L’obiettivo è riportare al centro del dibattito pubblico il futuro della linea ferroviaria Motta Sant’Anastasia–Regalbuto, un’infrastruttura che potrebbe rappresentare ancora oggi un corridoio strategico per Paternò, la Valle del Simeto e l’intera Sicilia orientale.
Il Comitato non è contrario alle piste ciclabili, alla mobilità dolce o alla valorizzazione del paesaggio e del turismo. Al contrario, ritiene che siano importanti strumenti di sviluppo. La questione è un’altra, è davvero necessario cancellare definitivamente il sedime ferroviario per realizzare una greenway?
Trasformare un’intera infrastruttura ferroviaria in pista ciclopedonale significa compiere una scelta potenzialmente irreversibile. Una pista ciclabile può essere modificata nel tempo; un sedime ferroviario perduto è molto più difficile da ricostruire.
Per questo il Comitato chiede che, prima di qualsiasi decisione definitiva, vengano valutate concretamente almeno tre possibilità: greenway integrale, conservazione del corridoio ferroviario e soluzione integrata ferrovia–mobilità ciclabile, tecnicamente possibile.
Chiediamo di riattivare la ferrovia.

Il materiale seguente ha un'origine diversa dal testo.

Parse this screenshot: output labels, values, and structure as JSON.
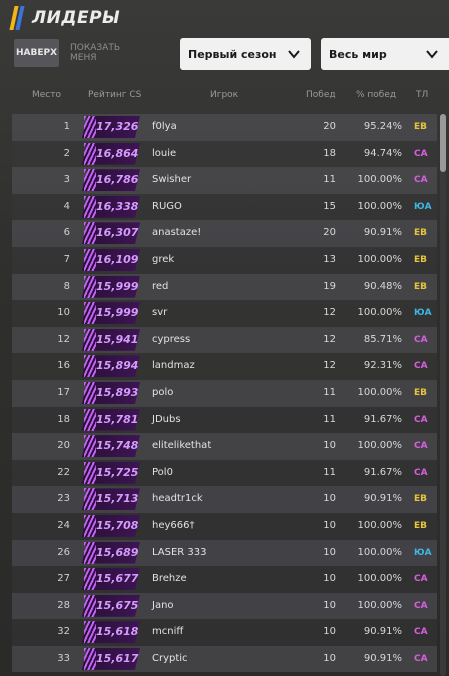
{
  "title": "ЛИДЕРЫ",
  "buttons": {
    "top": "НАВЕРХ",
    "show_me": "ПОКАЗАТЬ МЕНЯ"
  },
  "filters": {
    "season": "Первый сезон",
    "region": "Весь мир"
  },
  "headers": {
    "rank": "Место",
    "rating": "Рейтинг CS",
    "player": "Игрок",
    "wins": "Побед",
    "winpct": "% побед",
    "region": "ТЛ"
  },
  "colors": {
    "EB": "#e8c53a",
    "CA": "#d65ee0",
    "ЮА": "#3fb6e6"
  },
  "rows": [
    {
      "rank": "1",
      "rating": "17,326",
      "player": "f0lya",
      "wins": "20",
      "pct": "95.24%",
      "region": "EB"
    },
    {
      "rank": "2",
      "rating": "16,864",
      "player": "louie",
      "wins": "18",
      "pct": "94.74%",
      "region": "CA"
    },
    {
      "rank": "3",
      "rating": "16,786",
      "player": "Swisher",
      "wins": "11",
      "pct": "100.00%",
      "region": "CA"
    },
    {
      "rank": "4",
      "rating": "16,338",
      "player": "RUGO",
      "wins": "15",
      "pct": "100.00%",
      "region": "ЮА"
    },
    {
      "rank": "6",
      "rating": "16,307",
      "player": "anastaze!",
      "wins": "20",
      "pct": "90.91%",
      "region": "EB"
    },
    {
      "rank": "7",
      "rating": "16,109",
      "player": "grek",
      "wins": "13",
      "pct": "100.00%",
      "region": "EB"
    },
    {
      "rank": "8",
      "rating": "15,999",
      "player": "red",
      "wins": "19",
      "pct": "90.48%",
      "region": "EB"
    },
    {
      "rank": "10",
      "rating": "15,999",
      "player": "svr",
      "wins": "12",
      "pct": "100.00%",
      "region": "ЮА"
    },
    {
      "rank": "12",
      "rating": "15,941",
      "player": "cypress",
      "wins": "12",
      "pct": "85.71%",
      "region": "CA"
    },
    {
      "rank": "16",
      "rating": "15,894",
      "player": "landmaz",
      "wins": "12",
      "pct": "92.31%",
      "region": "CA"
    },
    {
      "rank": "17",
      "rating": "15,893",
      "player": "polo",
      "wins": "11",
      "pct": "100.00%",
      "region": "EB"
    },
    {
      "rank": "18",
      "rating": "15,781",
      "player": "JDubs",
      "wins": "11",
      "pct": "91.67%",
      "region": "CA"
    },
    {
      "rank": "20",
      "rating": "15,748",
      "player": "elitelikethat",
      "wins": "10",
      "pct": "100.00%",
      "region": "CA"
    },
    {
      "rank": "22",
      "rating": "15,725",
      "player": "Pol0",
      "wins": "11",
      "pct": "91.67%",
      "region": "CA"
    },
    {
      "rank": "23",
      "rating": "15,713",
      "player": "headtr1ck",
      "wins": "10",
      "pct": "90.91%",
      "region": "EB"
    },
    {
      "rank": "24",
      "rating": "15,708",
      "player": "hey666†",
      "wins": "10",
      "pct": "100.00%",
      "region": "EB"
    },
    {
      "rank": "26",
      "rating": "15,689",
      "player": "LASER 333",
      "wins": "10",
      "pct": "100.00%",
      "region": "ЮА"
    },
    {
      "rank": "27",
      "rating": "15,677",
      "player": "Brehze",
      "wins": "10",
      "pct": "100.00%",
      "region": "CA"
    },
    {
      "rank": "28",
      "rating": "15,675",
      "player": "Jano",
      "wins": "10",
      "pct": "100.00%",
      "region": "CA"
    },
    {
      "rank": "32",
      "rating": "15,618",
      "player": "mcniff",
      "wins": "10",
      "pct": "90.91%",
      "region": "CA"
    },
    {
      "rank": "33",
      "rating": "15,617",
      "player": "Cryptic",
      "wins": "10",
      "pct": "90.91%",
      "region": "CA"
    }
  ]
}
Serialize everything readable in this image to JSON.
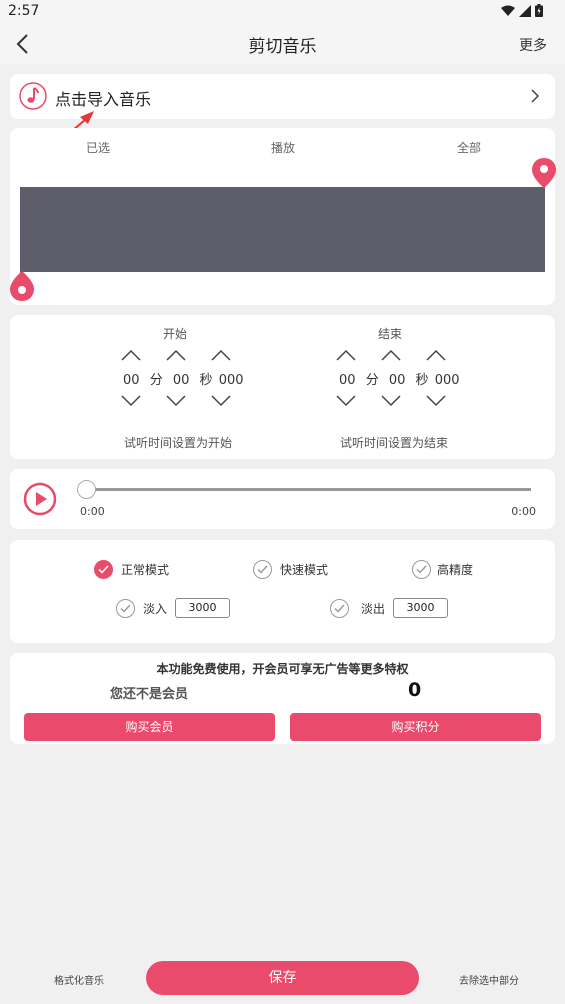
{
  "status_bar": {
    "time": "2:57"
  },
  "header": {
    "title": "剪切音乐",
    "more_label": "更多"
  },
  "import": {
    "label": "点击导入音乐"
  },
  "waveform": {
    "options": [
      "已选",
      "播放",
      "全部"
    ]
  },
  "time_settings": {
    "start": {
      "label": "开始",
      "minutes": "00",
      "min_unit": "分",
      "seconds": "00",
      "sec_unit": "秒",
      "millis": "000",
      "hint": "试听时间设置为开始"
    },
    "end": {
      "label": "结束",
      "minutes": "00",
      "min_unit": "分",
      "seconds": "00",
      "sec_unit": "秒",
      "millis": "000",
      "hint": "试听时间设置为结束"
    }
  },
  "player": {
    "current_time": "0:00",
    "total_time": "0:00",
    "progress": 0
  },
  "modes": {
    "normal": {
      "label": "正常模式",
      "checked": true
    },
    "fast": {
      "label": "快速模式",
      "checked": false
    },
    "high_precision": {
      "label": "高精度",
      "checked": false
    },
    "fade_in": {
      "label": "淡入",
      "value": "3000",
      "checked": false
    },
    "fade_out": {
      "label": "淡出",
      "value": "3000",
      "checked": false
    }
  },
  "vip": {
    "notice": "本功能免费使用，开会员可享无广告等更多特权",
    "status": "您还不是会员",
    "points": "0",
    "buy_vip_label": "购买会员",
    "buy_points_label": "购买积分"
  },
  "bottom": {
    "format_label": "格式化音乐",
    "save_label": "保存",
    "remove_label": "去除选中部分"
  },
  "colors": {
    "accent": "#ea4a6b",
    "waveform": "#5e5e6a",
    "background": "#f0f0f0"
  }
}
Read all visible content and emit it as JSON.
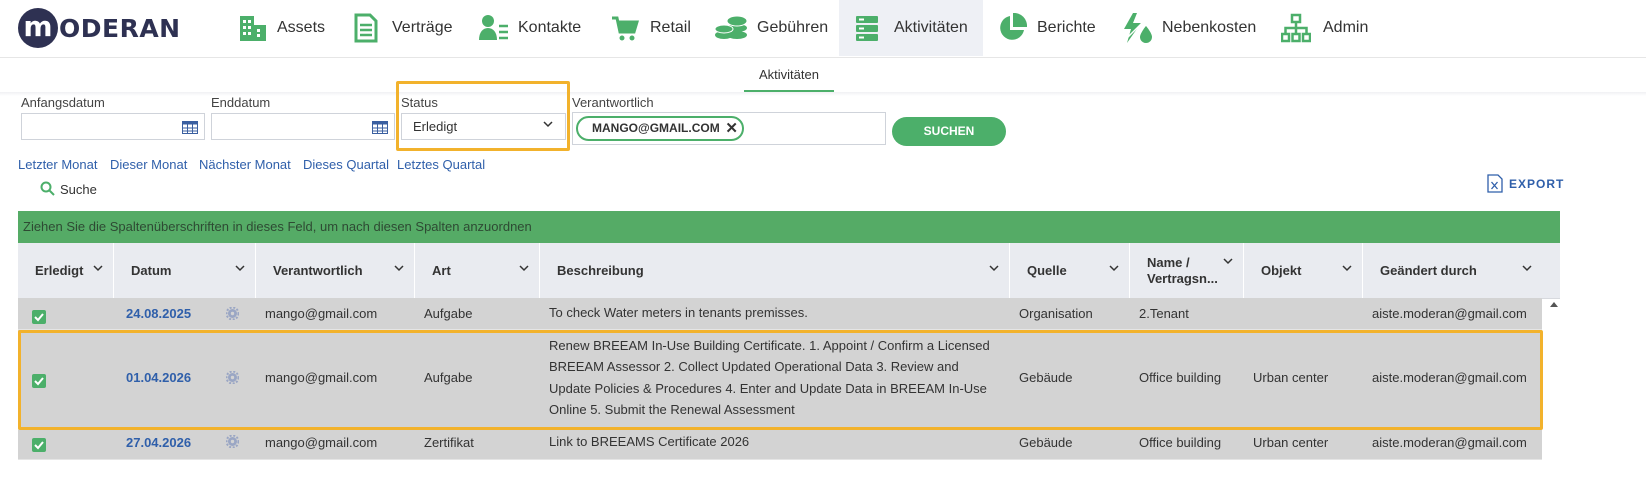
{
  "app": {
    "logo_letter": "m",
    "logo_text": "ODERAN"
  },
  "nav": [
    {
      "label": "Assets",
      "icon": "building-icon"
    },
    {
      "label": "Verträge",
      "icon": "document-icon"
    },
    {
      "label": "Kontakte",
      "icon": "contact-icon"
    },
    {
      "label": "Retail",
      "icon": "cart-icon"
    },
    {
      "label": "Gebühren",
      "icon": "coins-icon"
    },
    {
      "label": "Aktivitäten",
      "icon": "server-icon",
      "active": true
    },
    {
      "label": "Berichte",
      "icon": "pie-chart-icon"
    },
    {
      "label": "Nebenkosten",
      "icon": "utilities-icon"
    },
    {
      "label": "Admin",
      "icon": "org-chart-icon"
    }
  ],
  "subtab": {
    "label": "Aktivitäten"
  },
  "filters": {
    "start_label": "Anfangsdatum",
    "start_value": "",
    "end_label": "Enddatum",
    "end_value": "",
    "status_label": "Status",
    "status_value": "Erledigt",
    "responsible_label": "Verantwortlich",
    "responsible_chip": "MANGO@GMAIL.COM",
    "search_button": "SUCHEN"
  },
  "quick_links": [
    "Letzter Monat",
    "Dieser Monat",
    "Nächster Monat",
    "Dieses Quartal",
    "Letztes Quartal"
  ],
  "suche_label": "Suche",
  "export_label": "EXPORT",
  "grid": {
    "group_hint": "Ziehen Sie die Spaltenüberschriften in dieses Feld, um nach diesen Spalten anzuordnen",
    "columns": [
      "Erledigt",
      "Datum",
      "Verantwortlich",
      "Art",
      "Beschreibung",
      "Quelle",
      "Name / Vertragsn...",
      "Objekt",
      "Geändert durch"
    ],
    "rows": [
      {
        "done": true,
        "date": "24.08.2025",
        "responsible": "mango@gmail.com",
        "type": "Aufgabe",
        "description": [
          "To check Water meters in tenants premisses."
        ],
        "source": "Organisation",
        "name": "2.Tenant",
        "object": "",
        "changed_by": "aiste.moderan@gmail.com"
      },
      {
        "done": true,
        "date": "01.04.2026",
        "responsible": "mango@gmail.com",
        "type": "Aufgabe",
        "description": [
          "Renew BREEAM In-Use Building Certificate. 1. Appoint / Confirm a Licensed",
          "BREEAM Assessor 2. Collect Updated Operational Data 3. Review and",
          "Update Policies & Procedures 4. Enter and Update Data in BREEAM In-Use",
          "Online 5. Submit the Renewal Assessment"
        ],
        "source": "Gebäude",
        "name": "Office building",
        "object": "Urban center",
        "changed_by": "aiste.moderan@gmail.com"
      },
      {
        "done": true,
        "date": "27.04.2026",
        "responsible": "mango@gmail.com",
        "type": "Zertifikat",
        "description": [
          "Link to BREEAMS Certificate 2026"
        ],
        "source": "Gebäude",
        "name": "Office building",
        "object": "Urban center",
        "changed_by": "aiste.moderan@gmail.com"
      }
    ]
  },
  "colors": {
    "accent": "#4caf6a",
    "link": "#2f5faa",
    "highlight": "#f2b22c",
    "brand": "#2e3152"
  }
}
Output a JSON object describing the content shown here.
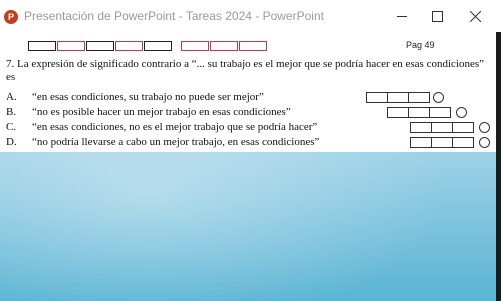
{
  "window": {
    "app_icon": "P",
    "title": "Presentación de PowerPoint  -  Tareas 2024 - PowerPoint"
  },
  "slide": {
    "page": "Pag 49",
    "question": {
      "number": "7.",
      "text": "La expresión de significado contrario a “... su trabajo es el mejor que se podría hacer en esas condiciones” es"
    },
    "options": [
      {
        "letter": "A.",
        "text": "“en esas condiciones, su trabajo no puede ser mejor”"
      },
      {
        "letter": "B.",
        "text": "“no es posible hacer un mejor trabajo en esas condiciones”"
      },
      {
        "letter": "C.",
        "text": "“en esas condiciones, no es el mejor trabajo que se podría hacer”"
      },
      {
        "letter": "D.",
        "text": "“no podría llevarse a cabo un mejor trabajo, en esas condiciones”"
      }
    ]
  },
  "colors": {
    "accent_red": "#c0394a",
    "powerpoint": "#c43e1c"
  }
}
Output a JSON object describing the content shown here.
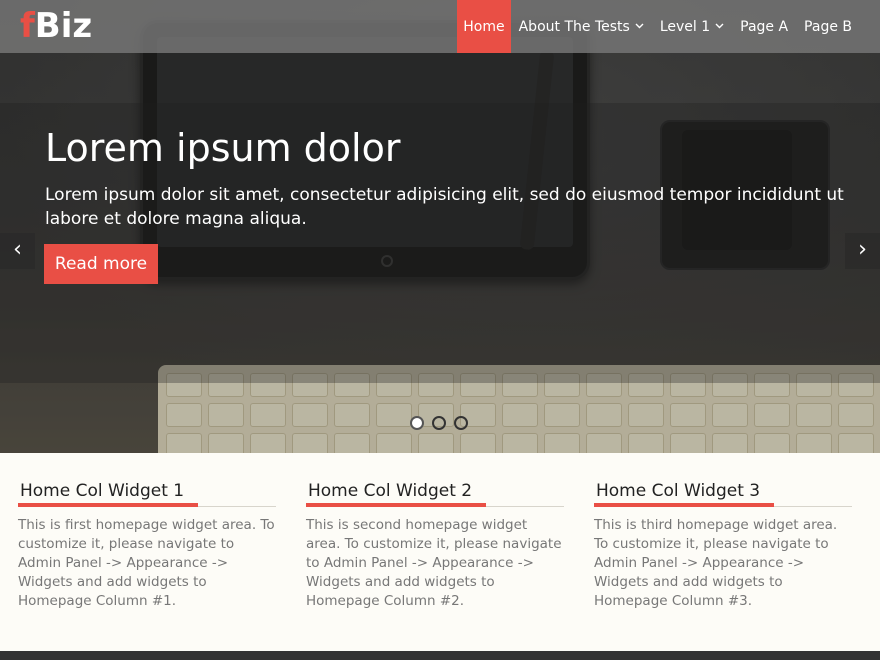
{
  "header": {
    "logo_accent": "f",
    "logo_rest": "Biz",
    "nav": [
      {
        "label": "Home",
        "active": true,
        "has_dropdown": false
      },
      {
        "label": "About The Tests",
        "active": false,
        "has_dropdown": true
      },
      {
        "label": "Level 1",
        "active": false,
        "has_dropdown": true
      },
      {
        "label": "Page A",
        "active": false,
        "has_dropdown": false
      },
      {
        "label": "Page B",
        "active": false,
        "has_dropdown": false
      }
    ],
    "chevron": "⌄"
  },
  "slider": {
    "title": "Lorem ipsum dolor",
    "text": "Lorem ipsum dolor sit amet, consectetur adipisicing elit, sed do eiusmod tempor incididunt ut labore et dolore magna aliqua.",
    "button_label": "Read more",
    "prev_icon": "‹",
    "next_icon": "›",
    "slide_count": 3,
    "active_slide": 1
  },
  "widgets": [
    {
      "title": "Home Col Widget 1",
      "text": "This is first homepage widget area. To customize it, please navigate to Admin Panel -> Appearance -> Widgets and add widgets to Homepage Column #1."
    },
    {
      "title": "Home Col Widget 2",
      "text": "This is second homepage widget area. To customize it, please navigate to Admin Panel -> Appearance -> Widgets and add widgets to Homepage Column #2."
    },
    {
      "title": "Home Col Widget 3",
      "text": "This is third homepage widget area. To customize it, please navigate to Admin Panel -> Appearance -> Widgets and add widgets to Homepage Column #3."
    }
  ],
  "colors": {
    "accent": "#e94f45",
    "header_bg": "#7a7a7a",
    "page_bg": "#fdfcf7"
  }
}
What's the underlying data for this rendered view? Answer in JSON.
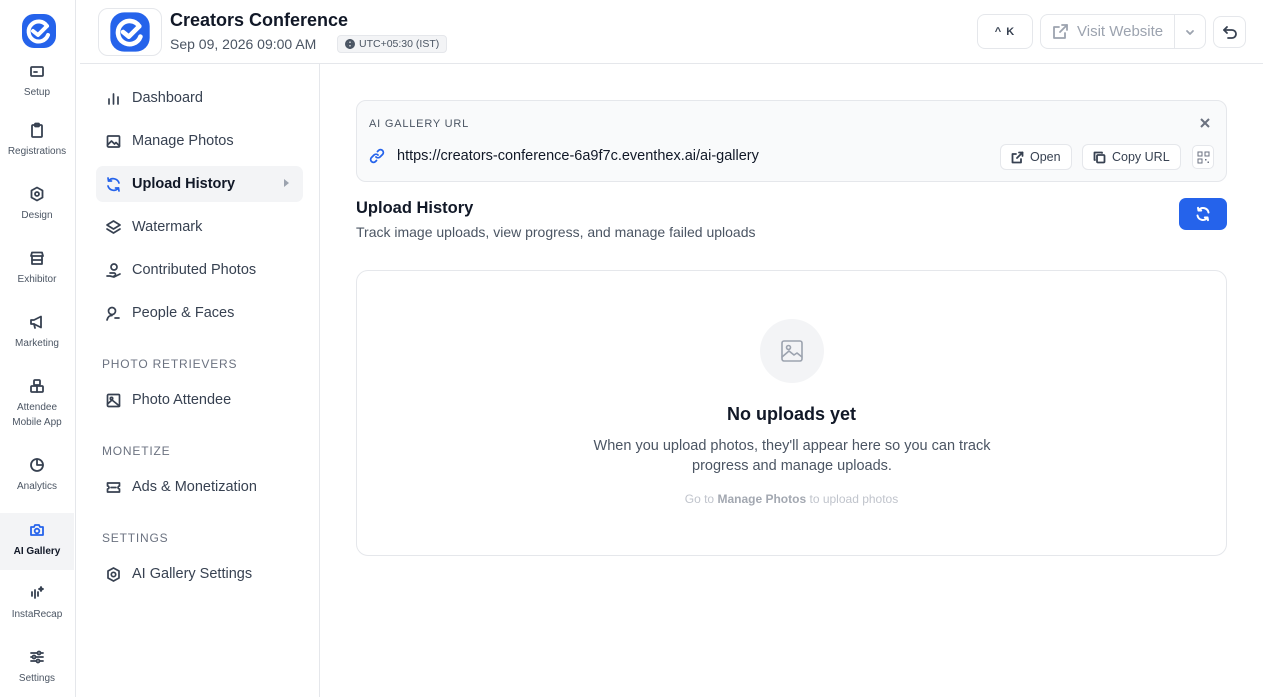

Chiediamo di verificare se possa rappresentare una possibilità concreta per il futuro.
Servono studi seri sui flussi di passeggeri e merci, sui costi, sulla sostenibilità economica, sui collegamenti con Catania, aeroporto, porto e rete ferroviaria regionale, nonché sui benefici per le imprese, il turismo e le comunità della Valle del Simeto.
Paternò e i territori attraversati dalla vecchia linea hanno bisogno di collegamenti moderni e intermodali. Non è necessario scegliere tra ferrovia e bicicletta, il vero obiettivo dovrebbe essere costruire un sistema nel quale ferro, mobilità dolce, turismo e ambiente possano convivere.
Il Comitato chiede inoltre trasparenza e partecipazione reale. Cittadini, imprese, associazioni, tecnici e operatori economici devono poter conoscere e discutere preventivamente costi, alternative e conseguenze delle scelte che riguardano il futuro dell’infrastruttura.
Quando una decisione può diventare irreversibile, il territorio ha il diritto di essere ascoltato prima, non soltanto informato dopo.